More than one in ten (11%) say that the pandemic has made them more likely to donate to a health charity or NHS trust, with over half feeling motivated by witnessing the extra hard work organisations do in times of need (56%) and to help cancer treatment delays (54%).
This follows consumer data from Farewill that shows legacy pledges to cancer charities made via the will writer* have increased by 45% since 2019 amid the backlog in treatment. In fact, legacy gifts to cancer charities now account for 41% of all charitable gifts written in wills, compared to 28% in 2019.
Other health charities have seen a 96% rise in legacy gifting across the last three years, showing further signs that the pandemic has impacted where Brits choose to donate in death. June 20 – the day after ‘Freedom Day’ – saw the highest spike in charity gifting in wills (46.2%), showing that kindness remained a top priority as the country opened up.
Whilst the trend for naming cancer charities in wills spans all age groups, elsewhere distinct generational differences exist in cause-led legacy gifting – with Gen Z six times more likely to pledge gifts to environmental charities than those from the post-war generation, likely inspired by the increase in environmental activism and COP26.
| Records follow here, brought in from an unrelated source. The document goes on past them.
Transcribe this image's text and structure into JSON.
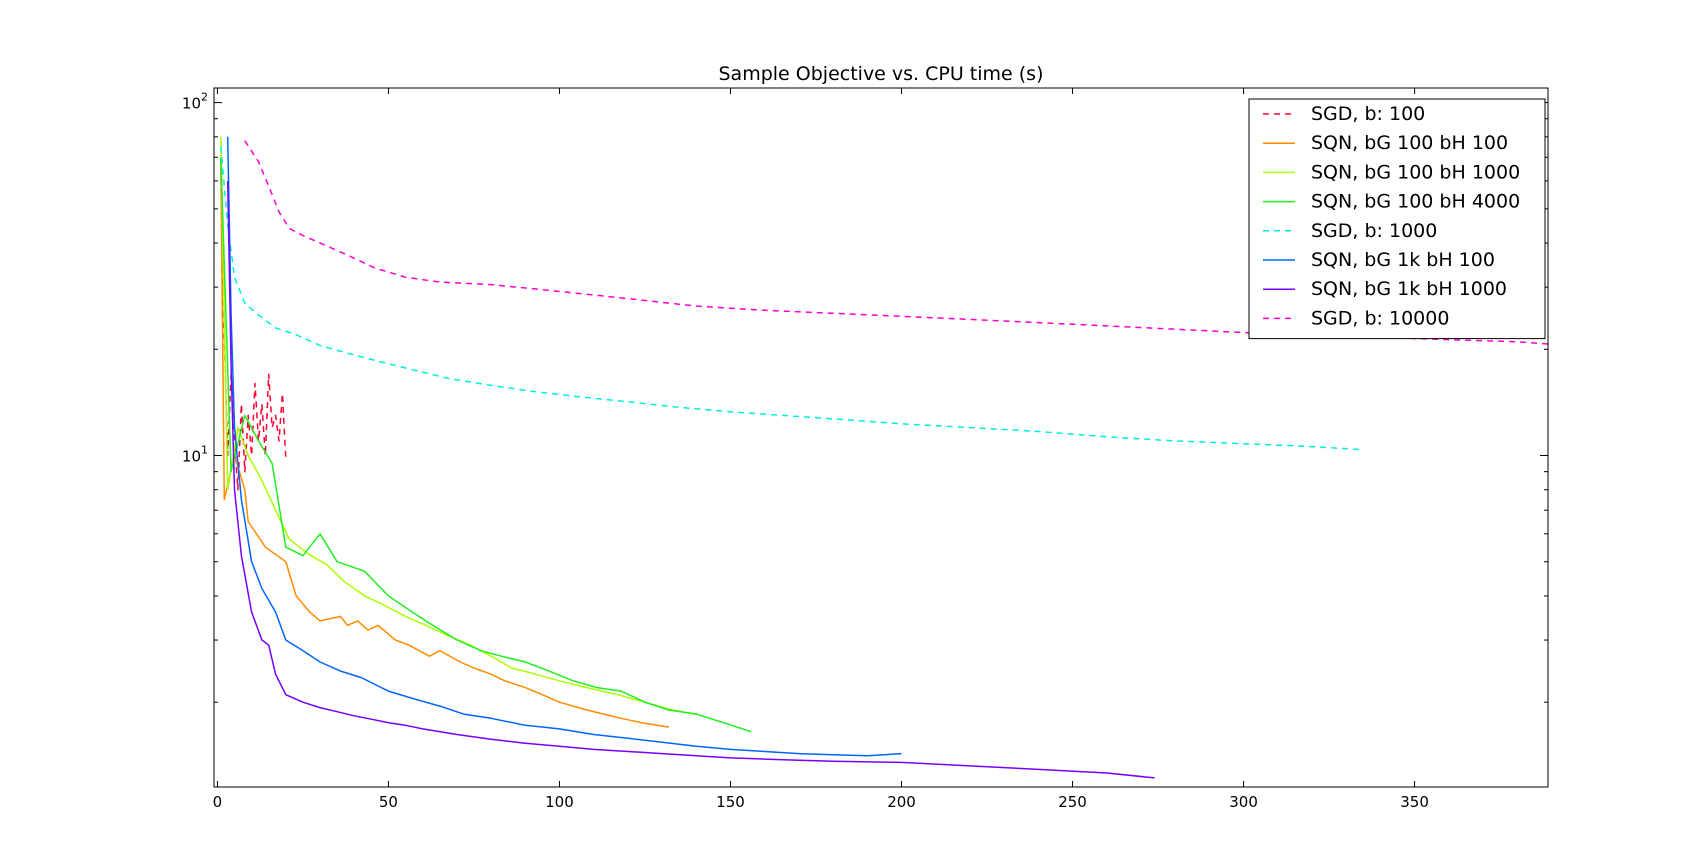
{
  "chart_data": {
    "type": "line",
    "title": "Sample Objective vs. CPU time (s)",
    "xlabel": "",
    "ylabel": "",
    "xlim": [
      -1,
      389
    ],
    "ylim": [
      1.15,
      110
    ],
    "yscale": "log",
    "x_ticks": [
      0,
      50,
      100,
      150,
      200,
      250,
      300,
      350
    ],
    "x_tick_labels": [
      "0",
      "50",
      "100",
      "150",
      "200",
      "250",
      "300",
      "350"
    ],
    "y_ticks": [
      10,
      100
    ],
    "y_tick_labels": [
      {
        "base": "10",
        "exp": "1"
      },
      {
        "base": "10",
        "exp": "2"
      }
    ],
    "grid": false,
    "legend_position": "top-right",
    "series": [
      {
        "name": "SGD, b: 100",
        "color": "#ff0033",
        "dash": "dashed",
        "x": [
          1,
          1.5,
          2,
          3,
          4,
          5,
          6,
          7,
          8,
          9,
          10,
          11,
          12,
          13,
          14,
          15,
          16,
          17,
          18,
          19,
          20
        ],
        "y": [
          70,
          25,
          22,
          10,
          17,
          11,
          8,
          14,
          9,
          13,
          10,
          16,
          11,
          14,
          10,
          17,
          12,
          13,
          11,
          15,
          9.8
        ]
      },
      {
        "name": "SQN, bG 100 bH 100",
        "color": "#ff8c00",
        "dash": "solid",
        "x": [
          1,
          2,
          5,
          8,
          9,
          14,
          20,
          23,
          27,
          30,
          36,
          38,
          41,
          44,
          47,
          52,
          56,
          62,
          65,
          71,
          75,
          80,
          84,
          90,
          95,
          100,
          108,
          113,
          118,
          124,
          132
        ],
        "y": [
          70,
          7.5,
          10,
          8,
          6.5,
          5.5,
          5,
          4,
          3.6,
          3.4,
          3.5,
          3.3,
          3.4,
          3.2,
          3.3,
          3.0,
          2.9,
          2.7,
          2.8,
          2.6,
          2.5,
          2.4,
          2.3,
          2.2,
          2.1,
          2.0,
          1.9,
          1.85,
          1.8,
          1.75,
          1.7
        ]
      },
      {
        "name": "SQN, bG 100 bH 1000",
        "color": "#aaff00",
        "dash": "solid",
        "x": [
          1,
          3,
          6,
          9,
          13,
          17,
          21,
          26,
          32,
          37,
          43,
          48,
          55,
          61,
          67,
          74,
          80,
          86,
          93,
          100,
          108,
          117,
          125,
          133,
          140
        ],
        "y": [
          80,
          8,
          12,
          10,
          8.5,
          7,
          5.8,
          5.3,
          4.9,
          4.4,
          4.0,
          3.8,
          3.5,
          3.3,
          3.1,
          2.9,
          2.7,
          2.5,
          2.4,
          2.3,
          2.2,
          2.1,
          2.0,
          1.9,
          1.85
        ]
      },
      {
        "name": "SQN, bG 100 bH 4000",
        "color": "#22ee22",
        "dash": "solid",
        "x": [
          1,
          4,
          8,
          12,
          16,
          20,
          25,
          30,
          35,
          43,
          50,
          57,
          63,
          70,
          77,
          83,
          90,
          97,
          104,
          111,
          118,
          125,
          132,
          140,
          148,
          156
        ],
        "y": [
          70,
          9,
          13,
          11,
          9.5,
          5.5,
          5.2,
          6.0,
          5.0,
          4.7,
          4.0,
          3.6,
          3.3,
          3.0,
          2.8,
          2.7,
          2.6,
          2.45,
          2.3,
          2.2,
          2.15,
          2.0,
          1.9,
          1.85,
          1.75,
          1.65
        ]
      },
      {
        "name": "SGD, b: 1000",
        "color": "#00eedd",
        "dash": "dashed",
        "x": [
          1,
          3,
          5,
          8,
          12,
          17,
          23,
          30,
          38,
          47,
          57,
          68,
          80,
          92,
          105,
          120,
          135,
          150,
          165,
          180,
          200,
          220,
          240,
          260,
          280,
          300,
          320,
          334
        ],
        "y": [
          75,
          45,
          32,
          27,
          25,
          23,
          22,
          20.5,
          19.5,
          18.5,
          17.5,
          16.5,
          15.8,
          15.2,
          14.7,
          14.2,
          13.7,
          13.3,
          13.0,
          12.7,
          12.3,
          12.0,
          11.7,
          11.3,
          11.0,
          10.8,
          10.6,
          10.4
        ]
      },
      {
        "name": "SQN, bG 1k bH 100",
        "color": "#0066ff",
        "dash": "solid",
        "x": [
          3,
          4,
          5,
          7,
          10,
          13,
          17,
          20,
          25,
          30,
          36,
          42,
          50,
          57,
          65,
          72,
          80,
          90,
          100,
          110,
          120,
          130,
          140,
          150,
          160,
          170,
          180,
          190,
          200
        ],
        "y": [
          80,
          25,
          12,
          7.5,
          5.0,
          4.2,
          3.6,
          3.0,
          2.8,
          2.6,
          2.45,
          2.35,
          2.15,
          2.05,
          1.95,
          1.85,
          1.8,
          1.72,
          1.68,
          1.62,
          1.58,
          1.54,
          1.5,
          1.47,
          1.45,
          1.43,
          1.42,
          1.41,
          1.43
        ]
      },
      {
        "name": "SQN, bG 1k bH 1000",
        "color": "#7700ff",
        "dash": "solid",
        "x": [
          3,
          4,
          5,
          7,
          10,
          13,
          15,
          17,
          20,
          25,
          30,
          35,
          40,
          45,
          50,
          55,
          60,
          70,
          80,
          90,
          100,
          110,
          120,
          130,
          140,
          150,
          160,
          170,
          180,
          200,
          220,
          240,
          260,
          274
        ],
        "y": [
          60,
          18,
          8,
          5.2,
          3.6,
          3.0,
          2.9,
          2.4,
          2.1,
          2.0,
          1.93,
          1.88,
          1.83,
          1.79,
          1.75,
          1.72,
          1.68,
          1.62,
          1.57,
          1.53,
          1.5,
          1.47,
          1.45,
          1.43,
          1.41,
          1.39,
          1.38,
          1.37,
          1.36,
          1.35,
          1.32,
          1.29,
          1.26,
          1.22
        ]
      },
      {
        "name": "SGD, b: 10000",
        "color": "#ff00cc",
        "dash": "dashed",
        "x": [
          8,
          12,
          15,
          18,
          21,
          25,
          30,
          38,
          46,
          55,
          65,
          80,
          95,
          110,
          125,
          140,
          160,
          180,
          200,
          220,
          240,
          260,
          280,
          300,
          320,
          340,
          360,
          380,
          389
        ],
        "y": [
          78,
          68,
          58,
          49,
          44,
          42,
          40,
          37,
          34,
          32,
          31,
          30.5,
          29.5,
          28.5,
          27.5,
          26.5,
          25.8,
          25.3,
          24.8,
          24.3,
          23.8,
          23.3,
          22.8,
          22.3,
          21.9,
          21.6,
          21.3,
          21.0,
          20.7
        ]
      }
    ]
  }
}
Older generations are twice as likely to pledge to military causes compared to millennials and Gen-Z, while millennials are the age group most likely to name homelessness and housing charities in their wills.
Altruism across all ages has increased in the past three years, with those aged 51-60 seeing the largest increase – 70% – in charitable pledges since 2019. Those aged 91 and over are the only group not to have observed an increase.
Location also influences where our hearts lie when it comes to charitable will giving. A quarter (25%) of pledges to hospice causes come from the Southeast, as do 36% of sports and recreation donations. Yorkshire, the Humber, and the Northwest give the highest proportion of their pledges to Cancer charities (63%) followed by the Northeast and Wales (59%). Those living in urban areas such as London are more likely to pledge gifts to homelessness and housing charities (38%), human rights causes (36%) and hospitals (44%).
Farewill CEO and co-founder, Dan Garrett, said:
“One of the greatest privileges of being a wills provider is being able to witness people’s kindness and generosity. It’s fascinating to track the causes close to peoples’ hearts when faced with their own mortality, and how legacy giving points to wider social trends and the impact of the pandemic. It highlights why it’s important to have a will in order to express your wishes, protect your loved ones and celebrate your legacy.”